10. Go back to SAML settings on the enterprise application and download the Federation Metadata XML in the SAML Signing Certificate section.
Performance Cloud VMware – Final Steps
11. Go back to the Performance Cloud VMware portal.
12. Enter the URL saved in step #8 in the field named Entity ID.
13. Go to the Identity Provider tab and enable the Use SAML Identity Provider feature.
Then, click on SELECT METADATA XML FILE.
Browse and the select the file you downloaded from the Azure portal.
14. Click on SAVE.
15. In the left panel, under Access Control, go to Users and click on IMPORT USERS.
16. Enter the user names (email format) for users that will connect to the Performance Cloud VMware portal. Assign the Organization Administrator role for the “Full Control” permissions and click on SAVE.
17. OPTIONAL – Quotas can also be put in place for users.
Select the user and click on SET QUOTA
Click on ADD and set the desired quota. Then click on SAVE.
At this point, at the Performance Cloud VMware portal login, you should get the Microsoft login box instead of the previous VMware Cloud Director login box and you should be able to login as an authorized user.
- Without the SAML Identity Provider feature enabled:
- With the SAML Identity Provider feature enabled:
Bypass the SAML Identity Provider authentication
It is possible to authenticate on the portal using local users once the SAML configuration is in place.

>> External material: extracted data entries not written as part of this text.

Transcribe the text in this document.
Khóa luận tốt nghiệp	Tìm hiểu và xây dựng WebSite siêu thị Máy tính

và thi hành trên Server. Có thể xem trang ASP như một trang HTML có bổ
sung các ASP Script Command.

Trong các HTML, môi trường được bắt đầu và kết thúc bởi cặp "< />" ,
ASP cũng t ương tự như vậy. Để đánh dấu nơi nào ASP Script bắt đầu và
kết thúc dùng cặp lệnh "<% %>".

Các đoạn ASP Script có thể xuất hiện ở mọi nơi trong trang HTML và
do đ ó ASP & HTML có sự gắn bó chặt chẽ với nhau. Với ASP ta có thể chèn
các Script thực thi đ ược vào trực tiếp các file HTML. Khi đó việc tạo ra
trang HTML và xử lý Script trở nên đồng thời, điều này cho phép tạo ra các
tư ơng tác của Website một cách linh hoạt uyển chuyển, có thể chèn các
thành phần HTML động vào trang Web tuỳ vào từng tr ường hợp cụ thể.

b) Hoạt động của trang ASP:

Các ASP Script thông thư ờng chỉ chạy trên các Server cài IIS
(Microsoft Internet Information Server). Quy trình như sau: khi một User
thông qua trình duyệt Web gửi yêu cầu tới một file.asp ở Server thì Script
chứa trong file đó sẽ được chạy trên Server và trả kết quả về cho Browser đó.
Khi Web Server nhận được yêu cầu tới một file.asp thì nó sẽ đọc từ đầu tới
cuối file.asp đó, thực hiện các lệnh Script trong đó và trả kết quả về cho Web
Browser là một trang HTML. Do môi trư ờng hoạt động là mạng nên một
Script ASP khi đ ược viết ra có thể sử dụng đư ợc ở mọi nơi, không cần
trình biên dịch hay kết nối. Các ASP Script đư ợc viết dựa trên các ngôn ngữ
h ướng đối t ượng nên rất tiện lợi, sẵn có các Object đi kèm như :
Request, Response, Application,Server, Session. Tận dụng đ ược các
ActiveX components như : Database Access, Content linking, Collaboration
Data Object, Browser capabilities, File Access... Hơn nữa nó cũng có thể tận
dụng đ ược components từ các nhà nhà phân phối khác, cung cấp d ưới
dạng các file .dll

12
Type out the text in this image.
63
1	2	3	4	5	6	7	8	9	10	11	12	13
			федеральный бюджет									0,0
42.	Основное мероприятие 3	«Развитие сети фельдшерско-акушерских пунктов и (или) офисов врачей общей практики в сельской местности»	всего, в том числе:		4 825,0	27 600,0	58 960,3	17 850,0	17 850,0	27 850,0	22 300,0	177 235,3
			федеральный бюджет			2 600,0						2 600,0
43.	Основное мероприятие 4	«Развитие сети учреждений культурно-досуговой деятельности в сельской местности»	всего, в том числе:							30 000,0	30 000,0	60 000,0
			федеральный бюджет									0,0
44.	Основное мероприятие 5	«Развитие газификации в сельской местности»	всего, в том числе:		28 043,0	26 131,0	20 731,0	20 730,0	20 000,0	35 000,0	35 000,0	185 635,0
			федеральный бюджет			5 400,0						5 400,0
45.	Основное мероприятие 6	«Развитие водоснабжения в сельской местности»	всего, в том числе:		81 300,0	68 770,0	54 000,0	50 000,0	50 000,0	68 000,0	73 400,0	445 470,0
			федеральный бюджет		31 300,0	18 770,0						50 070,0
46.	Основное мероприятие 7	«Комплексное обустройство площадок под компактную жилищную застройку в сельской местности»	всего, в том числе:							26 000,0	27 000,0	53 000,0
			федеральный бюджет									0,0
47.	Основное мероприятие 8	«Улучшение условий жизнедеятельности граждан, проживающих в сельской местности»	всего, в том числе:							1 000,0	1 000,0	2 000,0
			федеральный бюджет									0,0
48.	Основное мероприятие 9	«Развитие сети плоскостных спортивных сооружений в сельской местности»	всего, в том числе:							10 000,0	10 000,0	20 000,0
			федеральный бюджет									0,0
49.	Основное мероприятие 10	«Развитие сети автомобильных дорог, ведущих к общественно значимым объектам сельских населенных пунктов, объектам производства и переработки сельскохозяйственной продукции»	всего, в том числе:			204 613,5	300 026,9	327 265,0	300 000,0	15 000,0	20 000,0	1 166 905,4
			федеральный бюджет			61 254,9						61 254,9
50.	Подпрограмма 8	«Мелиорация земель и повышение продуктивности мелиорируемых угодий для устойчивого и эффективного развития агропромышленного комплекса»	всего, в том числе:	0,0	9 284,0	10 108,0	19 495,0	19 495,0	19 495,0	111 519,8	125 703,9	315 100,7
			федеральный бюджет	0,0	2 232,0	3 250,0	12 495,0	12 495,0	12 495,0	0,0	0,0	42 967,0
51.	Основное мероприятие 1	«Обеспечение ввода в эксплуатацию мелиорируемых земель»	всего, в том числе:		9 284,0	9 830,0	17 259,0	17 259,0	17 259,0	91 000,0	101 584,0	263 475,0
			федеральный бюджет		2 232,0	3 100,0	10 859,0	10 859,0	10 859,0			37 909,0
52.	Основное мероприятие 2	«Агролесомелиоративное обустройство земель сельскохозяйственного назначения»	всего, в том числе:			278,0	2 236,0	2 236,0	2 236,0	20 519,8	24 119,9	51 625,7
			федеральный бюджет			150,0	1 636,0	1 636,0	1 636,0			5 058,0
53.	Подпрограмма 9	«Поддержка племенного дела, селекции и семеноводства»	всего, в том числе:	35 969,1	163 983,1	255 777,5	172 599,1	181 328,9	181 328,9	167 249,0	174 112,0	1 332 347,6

To proceed, use the following URL and replace [orgname] with the provided organization name to login to the portal:
- USA: https://performancecloud-vdcusa.sherweb.com/tenant/[orgname]/login
- Canada: https://performancecloud-vdc.sherweb.com/tenant/[orgname]/login
The login screen will now offer to authenticate using local credentials even if a SAML Identity Provider is in place for authentication.